Zika: The Expanding and Deepening Threat

Marc Gozlan, MD


November 14, 2016

July 2016

July 1-15, 2016. On July 1, Guinea-Bissau confirmed its first three cases of the Zika virus. It was the latest country to report mosquito-borne Zika virus transmission. In total, 62 countries and territories had reported evidence of vector-borne Zika virus transmission since 2015.[82]

At the same time, Spain was the latest country to report Zika infection through sexual transmission. As of July 6, 2016, microcephaly and other CNS malformations potentially associated with Zika virus infection or suggestive of congenital infection had been reported by 13 countries or territories. At this date, the CDC had reported seven live-born infants with birth defects and five pregnancy losses with birth defects with laboratory evidence of possible Zika virus infection.[82]

As of July 13, 2016, Texas reported its first baby born with Zika-caused microcephaly—the fourth such case to be announced in a US state. The child's mother had traveled from Latin America, where she probably acquired the virus.

As it became clear that the Zika virus could be transmitted not only by mosquitos but also sexually, a report seemed to confirm bidirectional transmission. Indeed, on July 15, 2016, the CDC reported the first known case of female-to-male sexual transmission of Zika virus in a couple from New York City.[83] The woman had returned to New York City from an area with ongoing Zika virus transmission and engaged in a single event of condomless vaginal intercourse with her nontraveling partner. The woman was probably viremic at the time of sexual intercourse because her serum, collected 3 days later, had evidence of Zika virus RNA. The virus was present in either vaginal fluids or menstrual blood.[83]

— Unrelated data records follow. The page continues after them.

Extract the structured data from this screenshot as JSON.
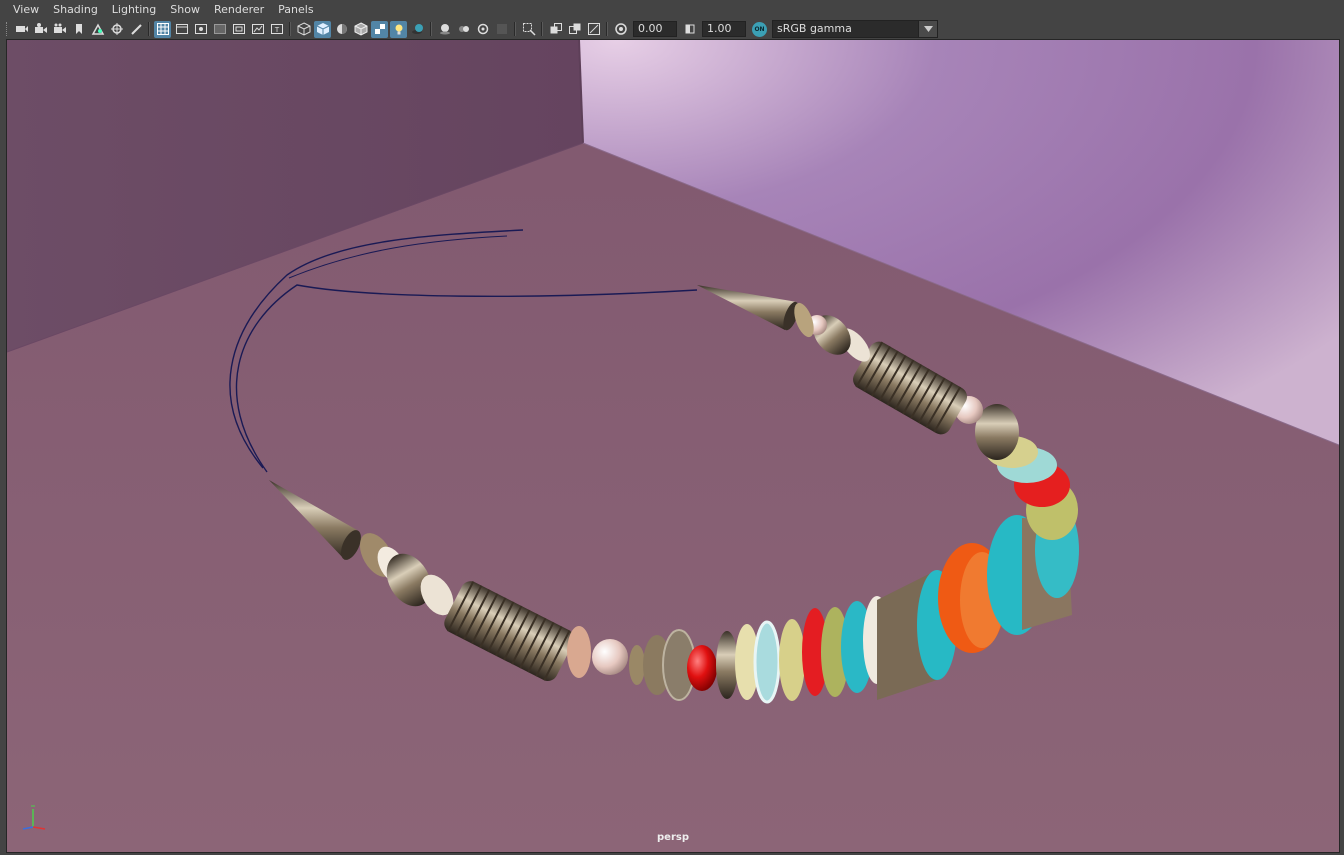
{
  "menu": [
    "View",
    "Shading",
    "Lighting",
    "Show",
    "Renderer",
    "Panels"
  ],
  "toolbar": {
    "exposure": "0.00",
    "gamma": "1.00",
    "color_management_label": "ON",
    "view_transform": "sRGB gamma"
  },
  "viewport": {
    "camera": "persp"
  },
  "colors": {
    "chrome": "#444444",
    "active_button": "#5285a6",
    "color_mgmt": "#3ba0b5"
  }
}
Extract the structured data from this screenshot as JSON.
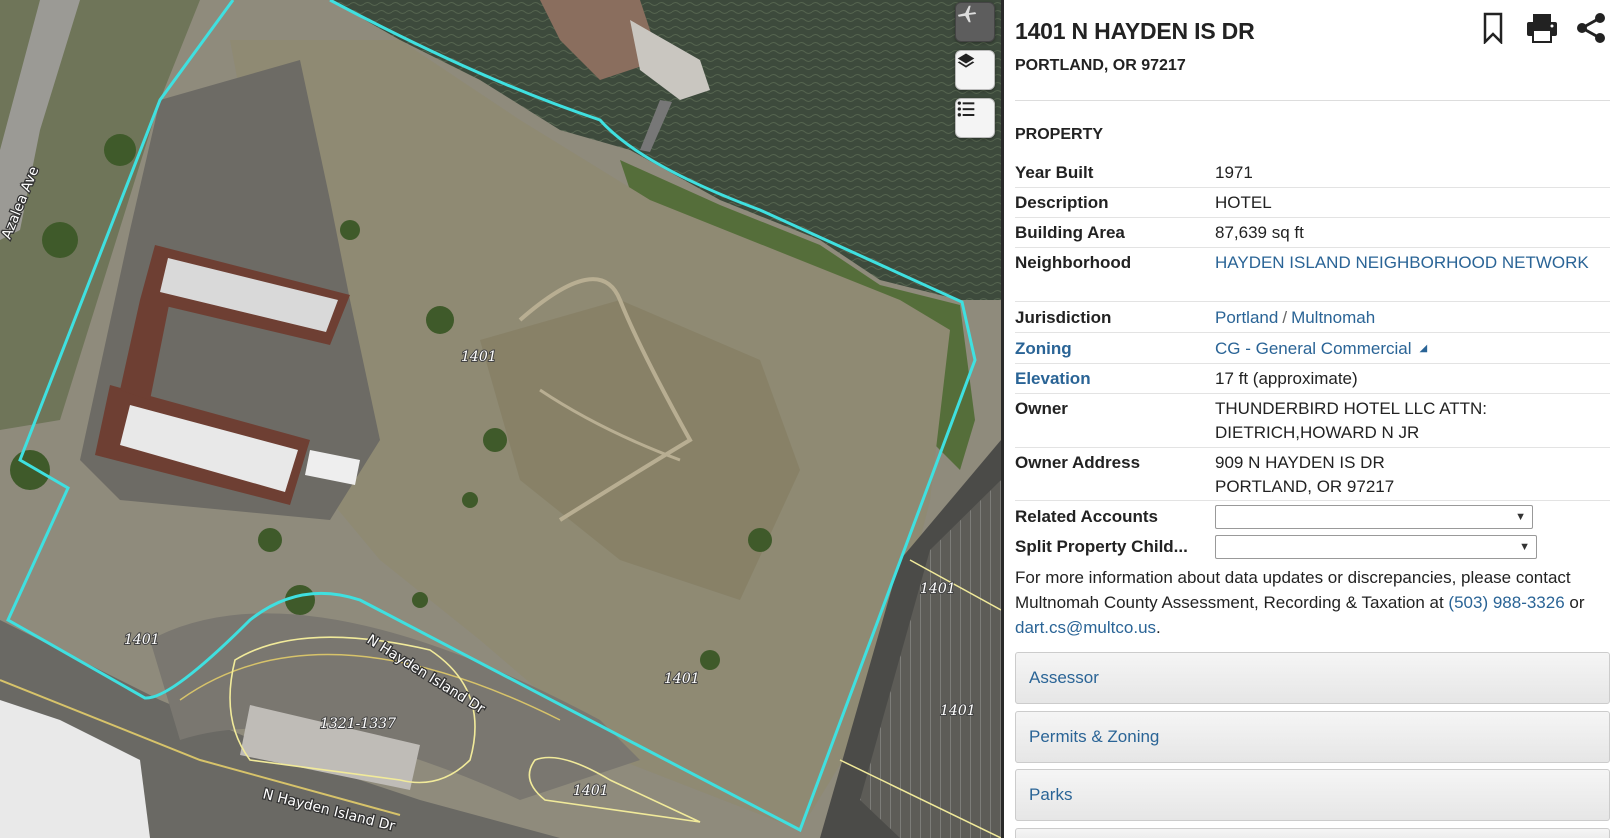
{
  "map": {
    "parcel_labels": [
      "1401",
      "1401",
      "1401",
      "1401",
      "1401",
      "1401"
    ],
    "building_label": "1321-1337",
    "street_labels": [
      "N Hayden Island Dr",
      "N Hayden Island Dr",
      "Azalea Ave"
    ],
    "tools": [
      {
        "icon": "airplane-icon"
      },
      {
        "icon": "layers-icon"
      },
      {
        "icon": "list-icon"
      }
    ],
    "colors": {
      "parcel_outline": "#3fe0e0",
      "lot_outline": "#f1ea9a",
      "water": "#3b4a3a"
    }
  },
  "header": {
    "address": "1401 N HAYDEN IS DR",
    "city": "PORTLAND, OR 97217",
    "icons": [
      "bookmark-icon",
      "print-icon",
      "share-icon"
    ]
  },
  "property": {
    "title": "PROPERTY",
    "year_built_label": "Year Built",
    "year_built": "1971",
    "description_label": "Description",
    "description": "HOTEL",
    "building_area_label": "Building Area",
    "building_area": "87,639 sq ft",
    "neighborhood_label": "Neighborhood",
    "neighborhood": "HAYDEN ISLAND NEIGHBORHOOD NETWORK",
    "jurisdiction_label": "Jurisdiction",
    "jurisdiction_city": "Portland",
    "jurisdiction_sep": "/",
    "jurisdiction_county": "Multnomah",
    "zoning_label": "Zoning",
    "zoning": "CG - General Commercial",
    "elevation_label": "Elevation",
    "elevation": "17 ft (approximate)",
    "owner_label": "Owner",
    "owner_line1": "THUNDERBIRD HOTEL LLC ATTN:",
    "owner_line2": "DIETRICH,HOWARD N JR",
    "owner_address_label": "Owner Address",
    "owner_address_line1": "909 N HAYDEN IS DR",
    "owner_address_line2": "PORTLAND, OR 97217",
    "related_accounts_label": "Related Accounts",
    "related_accounts_value": "",
    "split_property_label": "Split Property Child...",
    "split_property_value": ""
  },
  "info": {
    "text": "For more information about data updates or discrepancies, please contact Multnomah County Assessment, Recording & Taxation at",
    "phone": "(503) 988-3326",
    "or": "or",
    "email": "dart.cs@multco.us",
    "period": "."
  },
  "accordions": [
    "Assessor",
    "Permits & Zoning",
    "Parks"
  ],
  "colors": {
    "link": "#2a6496",
    "text": "#222222"
  }
}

Until this date, 11 countries (Argentina, Canada, Chile, Peru, United States, France, Germany, Italy, Portugal, Spain, and New Zealand) had reported evidence of person-to-person transmission of Zika virus, probably through sexual routes.[84]

Mid- to late July 2016. The presence of Zika virus in the genital tract of a woman with Zika virus infection identified in Guadeloupe was reported, suggesting potential risk for female-to-male transmission.[85] This patient was monitored for oocyte cryopreservation. On day 11 after the onset of symptoms, her blood and urinary samples tested negative, whereas her cervical mucous was found to be positive for Zika virus RNA. It was the first time that the presence of Zika virus was reported in the genital tract of an infected woman.[85]

On July 22, 2016, New York City reported the first baby born with Zika-related microcephaly in a local hospital. On July 25, 2016, the CDC updated guidance for healthcare providers caring for pregnant women with possible exposure to Zika virus.[86] This updated sexual transmission guidance was based on new information indicating that some infected pregnant women can have evidence of Zika viremia for longer than the previously recommended 7-day window for testing blood by RT-PCR after symptoms began, and that even pregnant women without symptoms can have viremia and viruria.

Therefore, the updated guidance expanded the Zika-specific blood testing for a longer period—up to 14 days—in pregnant women with symptoms and advised that pregnant women with possible Zika exposure but no symptoms receive this testing as well. The expanded guidance was also based on the recently reported case of female-to-male sexual transmission in New York City and preliminary data showing that Zika virus RNA can be detected in vaginal secretions. It expanded CDC's definition of sexual exposure to Zika to include sex without a barrier method (including male or female condoms, among other methods) with any person—male or female—who has traveled to or lives in an area with Zika.[86]

On July 27, 2016, Florida reported 328 travel-related Zika cases and 53 infections in pregnant women. The Florida health department investigated two cases of possible local Zika virus transmission. Investigations were conducted in Miami-Dade and Broward counties.

Two days later, on July 29, 2016, Florida confirmed the first local spread of the Zika virus through infected mosquitoes in the continental United States. Four locally acquired Zika cases were reported in two counties in Florida.[87] On August 1, 2016, an additional 10 cases were reported by Florida, bringing the total number of locally transmitted Zika cases in that state to 14.[88]

At the same time, the CDC noted on its website that microcephaly (Figure 6) had been linked to seizures; intellectual disability; hearing loss; vision problems; developmental delay, such as problems with speech or being able to sit, stand, and walk; and feeding problems, such as difficulty swallowing.

Figure 6. Microcephaly. Courtesy of the Centers for Disease Control and Prevention.

In other developments, the number of Zika infections in Puerto Rico had continued to rise since it was first detected in November 2015. The CDC reported that among symptomatic males and nonpregnant females who were tested, the percentage of persons with confirmed or presumptive Zika virus infection increased fourfold from 14% in February to 64% in June; during the same time, the percentage of persons with confirmed or presumptive Zika virus infection among symptomatic pregnant women increased fourfold, from 8% to 41%.[89] Also, the percentage of blood donation specimens testing positive had increased, with the highest percentage (1.8%) occurring in early July 2016.[89]